Sociologists, linguists and other scholars have explored the linguistic reclamation or re-appropriation as it pertains to race, ethnicity, gender, sexuality and disability, among others.

They record how these groups recast the terms with their own valuation (Rahman 2012; Brontsema 2004; Gaucher, Hunt and Sinclair 2015). Contemporary criticism has outlined a performative structure for reclamation comprised of: (1) Pejorative terms used to oppress or impose social control and/or to set or reinforce social norms (2) Different perspective on whether pejorative value is separable from the reappropriation. (3) Requires external interaction or response from to subvert oppressive social norms. Herbert explains that reclamation projects are made up of myriad individual speech acts in which the slur is deployed; in these acts the speaker intends for the slur to be either a neutral or positive descriptor. “New discursive conventions don’t simply spring into widespread usage; they need to be brought into being and propagated. The illocutionary act of reclamation is to constitute these new conventions and is an act of transgression against the existing social norms. In order to bring about these new discursive conventions, speakers must deploy the slur in contexts where the new conventions have not yet taken root. Typically, this means deploying the slur either in conversations with people outside the group seeking to reclaim the term or in contexts where these outsiders may hear, and give uptake to, the utterance."

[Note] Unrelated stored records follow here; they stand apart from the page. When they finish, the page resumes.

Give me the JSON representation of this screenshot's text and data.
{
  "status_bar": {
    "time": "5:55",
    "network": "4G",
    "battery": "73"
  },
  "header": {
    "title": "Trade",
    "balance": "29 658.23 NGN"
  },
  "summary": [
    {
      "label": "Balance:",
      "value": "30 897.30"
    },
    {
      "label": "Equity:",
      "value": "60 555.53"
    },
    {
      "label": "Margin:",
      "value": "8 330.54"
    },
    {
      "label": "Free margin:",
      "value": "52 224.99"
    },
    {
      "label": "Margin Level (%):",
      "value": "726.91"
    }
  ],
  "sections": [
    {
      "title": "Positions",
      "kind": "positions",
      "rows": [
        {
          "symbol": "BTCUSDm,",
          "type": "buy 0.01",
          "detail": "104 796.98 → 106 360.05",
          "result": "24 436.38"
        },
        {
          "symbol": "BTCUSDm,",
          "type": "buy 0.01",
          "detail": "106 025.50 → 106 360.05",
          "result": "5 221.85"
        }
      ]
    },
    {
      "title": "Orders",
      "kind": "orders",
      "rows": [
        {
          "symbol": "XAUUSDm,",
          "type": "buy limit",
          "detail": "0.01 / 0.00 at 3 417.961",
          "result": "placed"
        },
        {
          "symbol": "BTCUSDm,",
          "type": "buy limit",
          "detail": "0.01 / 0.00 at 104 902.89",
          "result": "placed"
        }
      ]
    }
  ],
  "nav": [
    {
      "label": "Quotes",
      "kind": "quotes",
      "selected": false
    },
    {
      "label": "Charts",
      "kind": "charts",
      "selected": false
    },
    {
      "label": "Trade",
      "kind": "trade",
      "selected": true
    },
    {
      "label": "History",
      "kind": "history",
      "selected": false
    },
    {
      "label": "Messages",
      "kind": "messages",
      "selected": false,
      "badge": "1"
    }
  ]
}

Autism community activists make hashtags of diagnostic terms clinical terms to reinterpret self and societal perceptions about their behavior. They advocate use the public sphere to share, recast and reprioritize their personal sphere by sharing the social, personal, and lived ramifications of terms labelling neurological diseases (Habermas 1962 and 1989, May 2008). Hashtag activists serve their community by sharing their lived realities.